Application and Evaluation of the SWAP Model for Simulating Water and Solute Transport in a Cracking Clay Soil

Abstract

In Sicily, the increasing scarcity of quality water is leading to irrigation with saline water in soils having a considerable susceptibility to cracking. Irrigation systems involving high application rates are used in these irrigated areas, and bypass flow during irrigation is thus prevalent. Adoption of management practices accounting for cracking is therefore necessary to prevent salinization and land degradation. In this paper, water flow and solute transport in a Sicilian cracking soil irrigated with saline water was simulated by using the soil‐water‐atmosphere‐plant environment (SWAP) model, and the simulated results compared with measured values of soil moisture and salinity. The soil hydraulic parameters were obtained by inverse method based on multi‐step outflow experiments, adopting two different sets of hydraulic parameters/functions, that is, (i) the van Genuchten‐Mualem, (VGM model) and (ii) the Brutsaert retention equation coupled with the hydraulic conductivity model proposed by Gardner (B‐G model). The results obtained using field measurements from four soil profiles of a cracking clay soil showed that SWAP provided accurate predictions of water content, θ, when the soil hydraulic properties were expressed according to the B‐G model.

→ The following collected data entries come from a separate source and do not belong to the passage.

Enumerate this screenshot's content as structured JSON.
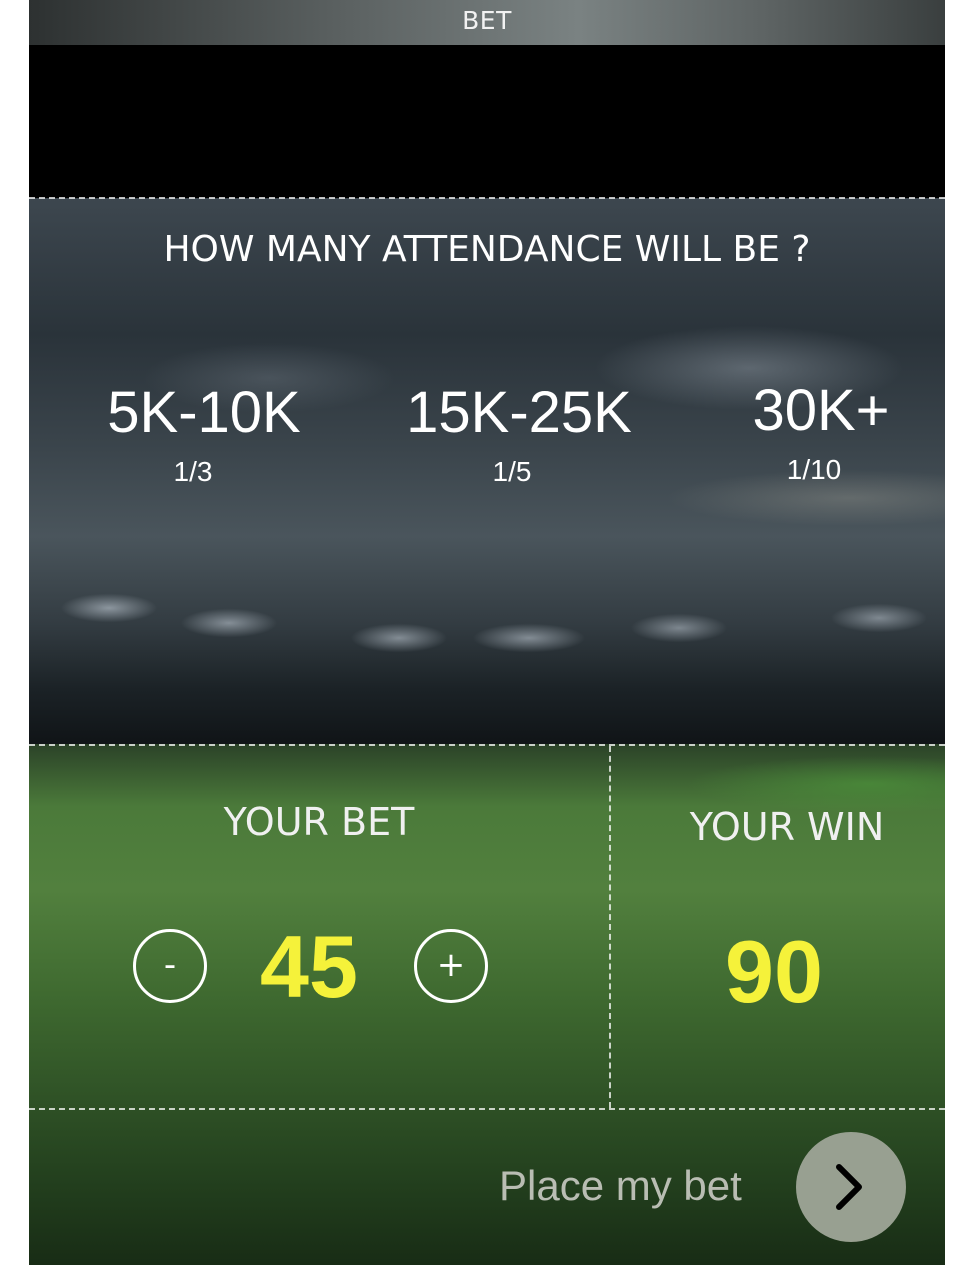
{
  "header": {
    "title": "BET"
  },
  "question": {
    "text": "HOW MANY ATTENDANCE WILL BE ?",
    "options": [
      {
        "range": "5K-10K",
        "odds": "1/3"
      },
      {
        "range": "15K-25K",
        "odds": "1/5"
      },
      {
        "range": "30K+",
        "odds": "1/10"
      }
    ]
  },
  "bet": {
    "your_bet_label": "YOUR BET",
    "minus_label": "-",
    "amount": "45",
    "plus_label": "+",
    "your_win_label": "YOUR WIN",
    "win_amount": "90"
  },
  "footer": {
    "place_bet_label": "Place my bet",
    "arrow_icon": "chevron-right-icon"
  },
  "colors": {
    "highlight": "#f5f23a",
    "action_circle": "#98a091"
  }
}
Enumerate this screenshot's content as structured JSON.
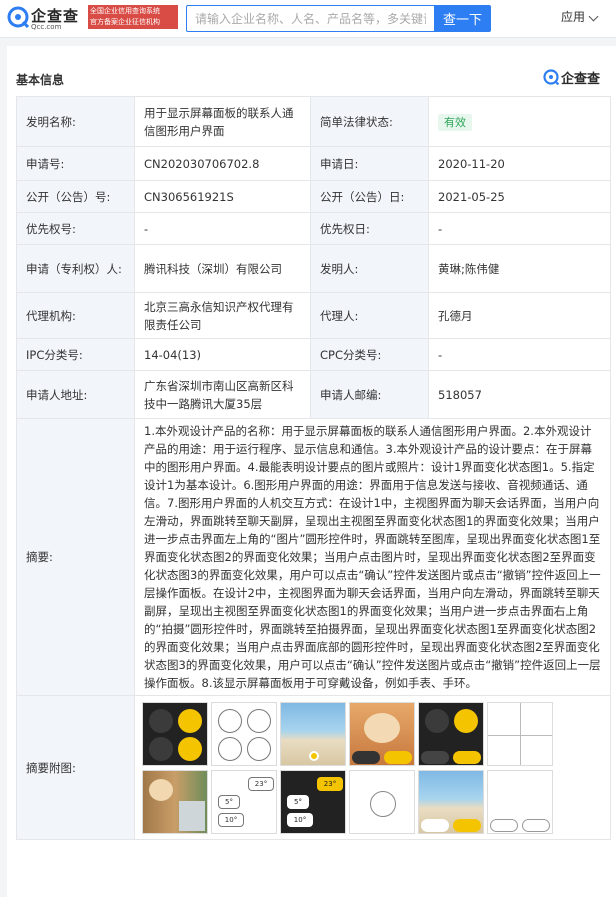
{
  "header": {
    "logo_cn": "企查查",
    "logo_en": "Qcc.com",
    "tagline_line1": "全国企业信用查询系统",
    "tagline_line2": "官方备案企业征信机构",
    "search_placeholder": "请输入企业名称、人名、产品名等，多关键词",
    "search_button": "查一下",
    "app_menu": "应用"
  },
  "section": {
    "title": "基本信息",
    "brand": "企查查"
  },
  "info": {
    "invention_name_label": "发明名称:",
    "invention_name": "用于显示屏幕面板的联系人通信图形用户界面",
    "legal_status_label": "简单法律状态:",
    "legal_status": "有效",
    "application_no_label": "申请号:",
    "application_no": "CN202030706702.8",
    "application_date_label": "申请日:",
    "application_date": "2020-11-20",
    "publication_no_label": "公开（公告）号:",
    "publication_no": "CN306561921S",
    "publication_date_label": "公开（公告）日:",
    "publication_date": "2021-05-25",
    "priority_no_label": "优先权号:",
    "priority_no": "-",
    "priority_date_label": "优先权日:",
    "priority_date": "-",
    "applicant_label": "申请（专利权）人:",
    "applicant": "腾讯科技（深圳）有限公司",
    "inventor_label": "发明人:",
    "inventor": "黄琳;陈伟健",
    "agency_label": "代理机构:",
    "agency": "北京三高永信知识产权代理有限责任公司",
    "agent_label": "代理人:",
    "agent": "孔德月",
    "ipc_label": "IPC分类号:",
    "ipc": "14-04(13)",
    "cpc_label": "CPC分类号:",
    "cpc": "-",
    "address_label": "申请人地址:",
    "address": "广东省深圳市南山区高新区科技中一路腾讯大厦35层",
    "postcode_label": "申请人邮编:",
    "postcode": "518057",
    "abstract_label": "摘要:",
    "abstract": "1.本外观设计产品的名称：用于显示屏幕面板的联系人通信图形用户界面。2.本外观设计产品的用途：用于运行程序、显示信息和通信。3.本外观设计产品的设计要点：在于屏幕中的图形用户界面。4.最能表明设计要点的图片或照片：设计1界面变化状态图1。5.指定设计1为基本设计。6.图形用户界面的用途：界面用于信息发送与接收、音视频通话、通信。7.图形用户界面的人机交互方式：在设计1中，主视图界面为聊天会话界面，当用户向左滑动，界面跳转至聊天副屏，呈现出主视图至界面变化状态图1的界面变化效果；当用户进一步点击界面左上角的“图片”圆形控件时，界面跳转至图库，呈现出界面变化状态图1至界面变化状态图2的界面变化效果；当用户点击图片时，呈现出界面变化状态图2至界面变化状态图3的界面变化效果，用户可以点击“确认”控件发送图片或点击“撤销”控件返回上一层操作面板。在设计2中，主视图界面为聊天会话界面，当用户向左滑动，界面跳转至聊天副屏，呈现出主视图至界面变化状态图1的界面变化效果；当用户进一步点击界面右上角的“拍摄”圆形控件时，界面跳转至拍摄界面，呈现出界面变化状态图1至界面变化状态图2的界面变化效果；当用户点击界面底部的圆形控件时，呈现出界面变化状态图2至界面变化状态图3的界面变化效果，用户可以点击“确认”控件发送图片或点击“撤销”控件返回上一层操作面板。8.该显示屏幕面板用于可穿戴设备，例如手表、手环。",
    "figures_label": "摘要附图:"
  },
  "thumbnails": {
    "bubble_23": "23°",
    "bubble_5": "5°",
    "bubble_10": "10°"
  },
  "colors": {
    "accent": "#2e7ef3",
    "valid_green": "#2fa55a",
    "watch_yellow": "#f5c400",
    "label_bg": "#f2f6fb"
  }
}
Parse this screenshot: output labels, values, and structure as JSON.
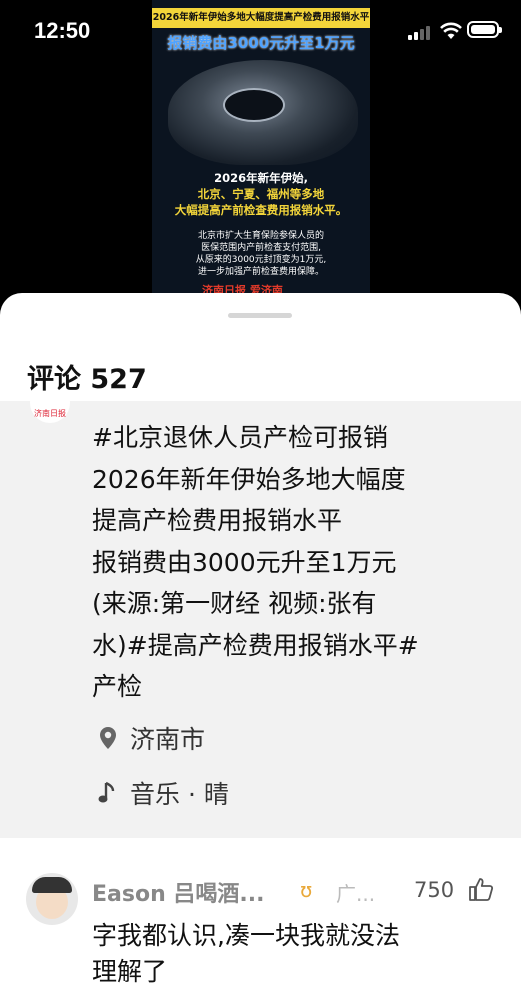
{
  "status_bar": {
    "time": "12:50"
  },
  "video": {
    "title": "2026年新年伊始多地大幅度提高产检费用报销水平",
    "headline": "报销费由3000元升至1万元",
    "line1": "2026年新年伊始,",
    "line2": "北京、宁夏、福州等多地",
    "line3": "大幅提高产前检查费用报销水平。",
    "detail1": "北京市扩大生育保险参保人员的",
    "detail2": "医保范围内产前检查支付范围,",
    "detail3": "从原来的3000元封顶变为1万元,",
    "detail4": "进一步加强产前检查费用保障。",
    "logo": "济南日报 爱济南"
  },
  "sheet": {
    "comments_label": "评论 527",
    "post_avatar_text": "济南日报",
    "post_lines": [
      "#北京退休人员产检可报销",
      "2026年新年伊始多地大幅度",
      "提高产检费用报销水平",
      "报销费由3000元升至1万元",
      "(来源:第一财经 视频:张有",
      "水)#提高产检费用报销水平#",
      "产检"
    ],
    "location": "济南市",
    "music": "音乐 · 晴"
  },
  "comment": {
    "name": "Eason 吕喝酒...",
    "badge": "ʊ",
    "ad": "广...",
    "likes": "750",
    "text_lines": [
      "字我都认识,凑一块我就没法",
      "理解了"
    ]
  }
}
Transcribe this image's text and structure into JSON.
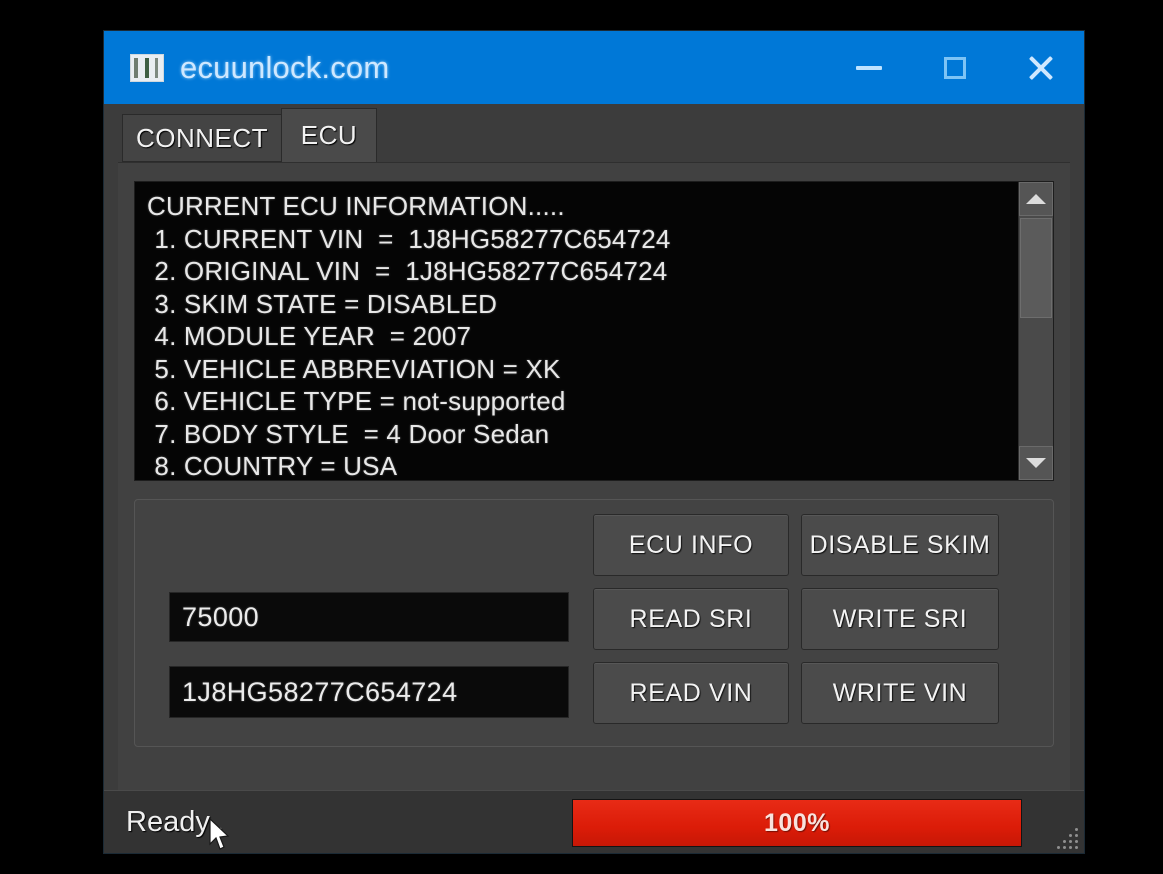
{
  "window": {
    "title": "ecuunlock.com",
    "icon": "app-window-icon",
    "controls": {
      "minimize": "minimize-icon",
      "maximize": "maximize-icon",
      "close": "close-icon"
    }
  },
  "tabs": [
    {
      "label": "CONNECT",
      "active": false
    },
    {
      "label": "ECU",
      "active": true
    }
  ],
  "console": {
    "lines": [
      "CURRENT ECU INFORMATION.....",
      " 1. CURRENT VIN  =  1J8HG58277C654724",
      " 2. ORIGINAL VIN  =  1J8HG58277C654724",
      " 3. SKIM STATE = DISABLED",
      " 4. MODULE YEAR  = 2007",
      " 5. VEHICLE ABBREVIATION = XK",
      " 6. VEHICLE TYPE = not-supported",
      " 7. BODY STYLE  = 4 Door Sedan",
      " 8. COUNTRY = USA"
    ],
    "scrollbar": {
      "up_arrow": "scroll-up-icon",
      "down_arrow": "scroll-down-icon"
    }
  },
  "controls": {
    "sri_value": "75000",
    "vin_value": "1J8HG58277C654724",
    "buttons": {
      "ecu_info": "ECU INFO",
      "disable_skim": "DISABLE SKIM",
      "read_sri": "READ SRI",
      "write_sri": "WRITE SRI",
      "read_vin": "READ VIN",
      "write_vin": "WRITE VIN"
    }
  },
  "statusbar": {
    "status": "Ready..",
    "progress_label": "100%",
    "progress_percent": 100,
    "progress_color": "#e0200e"
  },
  "colors": {
    "titlebar": "#0078d7",
    "window_bg": "#3c3c3c",
    "console_bg": "#050505",
    "accent_red": "#e0200e"
  }
}
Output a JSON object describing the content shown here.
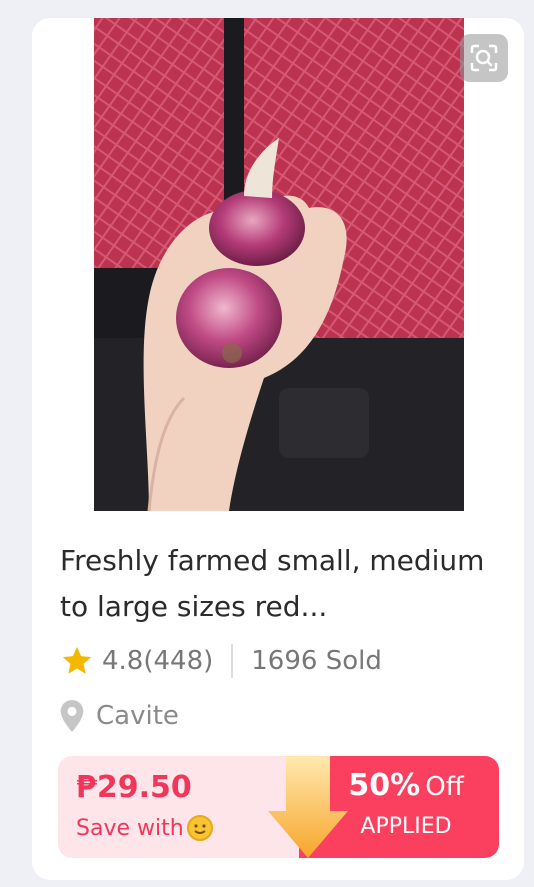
{
  "product": {
    "title": "Freshly farmed small, medium to large sizes red...",
    "rating": "4.8(448)",
    "sold": "1696 Sold",
    "location": "Cavite"
  },
  "promo": {
    "price": "₱29.50",
    "save_label": "Save with",
    "discount_pct": "50%",
    "discount_word": "Off",
    "applied": "APPLIED"
  },
  "icons": {
    "scan": "scan-search-icon",
    "star": "star-icon",
    "pin": "location-pin-icon",
    "coin": "coin-icon"
  },
  "colors": {
    "accent": "#f1365a",
    "promo_bg": "#fde5ea",
    "promo_right": "#fb3f5f",
    "star": "#f5b800"
  }
}
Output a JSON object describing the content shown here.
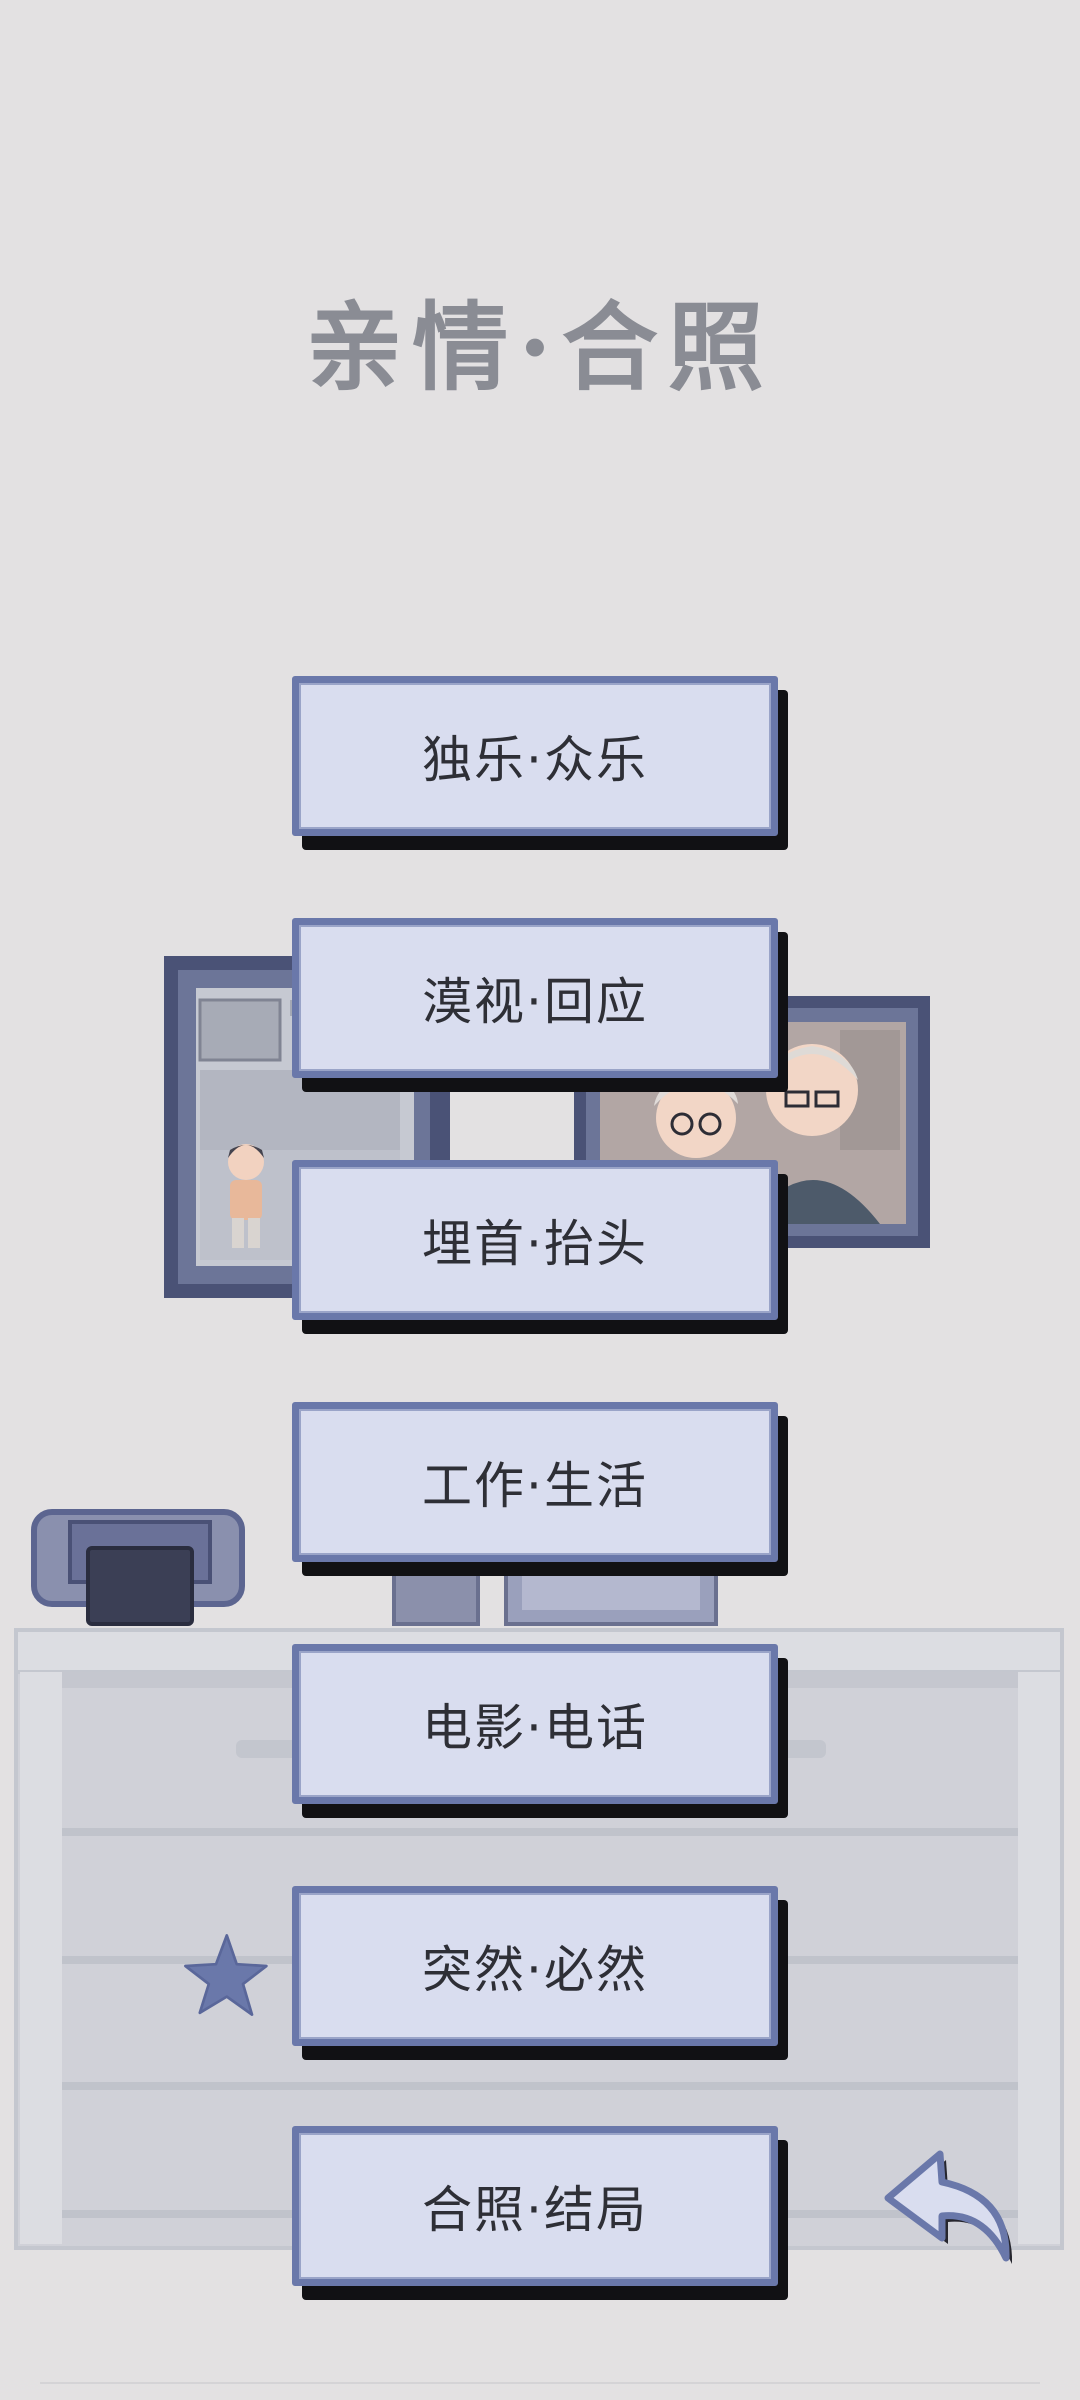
{
  "title": "亲情·合照",
  "menu": [
    {
      "label": "独乐·众乐"
    },
    {
      "label": "漠视·回应"
    },
    {
      "label": "埋首·抬头"
    },
    {
      "label": "工作·生活"
    },
    {
      "label": "电影·电话"
    },
    {
      "label": "突然·必然"
    },
    {
      "label": "合照·结局"
    }
  ],
  "starred_item": "突然·必然",
  "back_icon": "curved-back-arrow-icon",
  "star_icon": "star-icon",
  "colors": {
    "background": "#e3e1e2",
    "button_fill": "#d9ddef",
    "button_border": "#6a78aa",
    "button_shadow": "#111114",
    "title": "#8a8c94",
    "accent_blue": "#6a78aa"
  }
}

Using the B‐G hydraulic parameters/functions, the model was calibrated with reference to the dispersivity (Ldis). A calibration value of about 20 cm was found for the four different profiles. In the conditions occurring in the Sicilian area where we are focusing our attention, the predictive errors associated with the simulated ECsat, can be considered acceptable if the purpose of application is to predict the influence of salinity on crop yield.